Dari hadis ini semakin jelas kiranya bahwa sebaik apapun niat dan tujuan kita dalam melaksanakan kebaikan, harus menghindari cara-cara yang mendeskriditkan (menyudutkan) orang lain dengan takfir atau semisalnya. Karena hal itu sama sekali tidak dibenarkan dalam Islam, sebelum ada bukti nyata bahwa ia benar-benar telah kafir.
Maka akhirnya penulis menyimpulkan, kini sudah tidak relefan lagi berdakwah dengan menggunakan cara menjajakan program takfir demi memurnikan akidah umat. Atau dengan cara mensyirikkan orang lain yang tengah melaksanakan ritual-ritual yang bersifat furu’iyah dan ijtihad, seperti Maulid, Tahlil dan Tawassul. Apalagi selama ini ritual-ritual tersebut telah menjadi bagian yang terpisahkan dengan tradisi umat Islam Ahlussunnah wal Jamaah dan sebagai bagian thoriqoh hasanah. Bagaimanapun juga dalam melaksanakan amaliah, para ulama tidak asal asalan. Mereka berpijak pada dalil dalil syar’iy yang akurat dan kredibel.
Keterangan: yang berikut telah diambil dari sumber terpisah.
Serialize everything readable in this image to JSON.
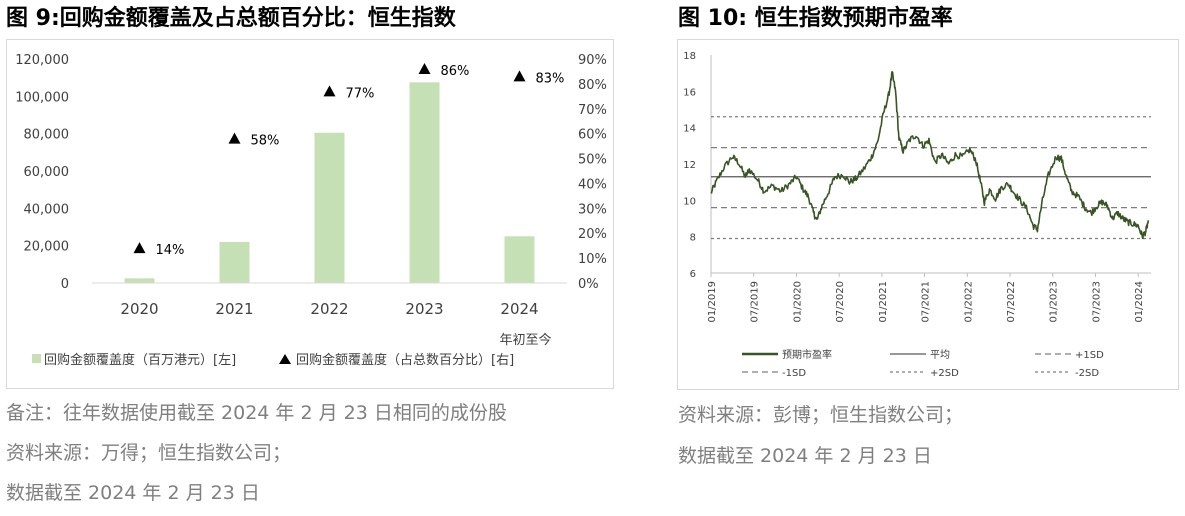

Dan yang kita perlukan saat ini adalah merapatkan barisan umat Islam guna menghadapi konspirasi global dari pihak pihak musuh Islam yang selalu bersatu padu untuk menghancurkan akidah umat Nabi Muhammad yang telah merasuki berbagai sendi kehidupan ini. Masih banyak PR kita daripada terus berbenturan sesama muslim karena beda pendapat yang bersifat ikhtilaf fiqhi. (Sumber Majalah Mafahim)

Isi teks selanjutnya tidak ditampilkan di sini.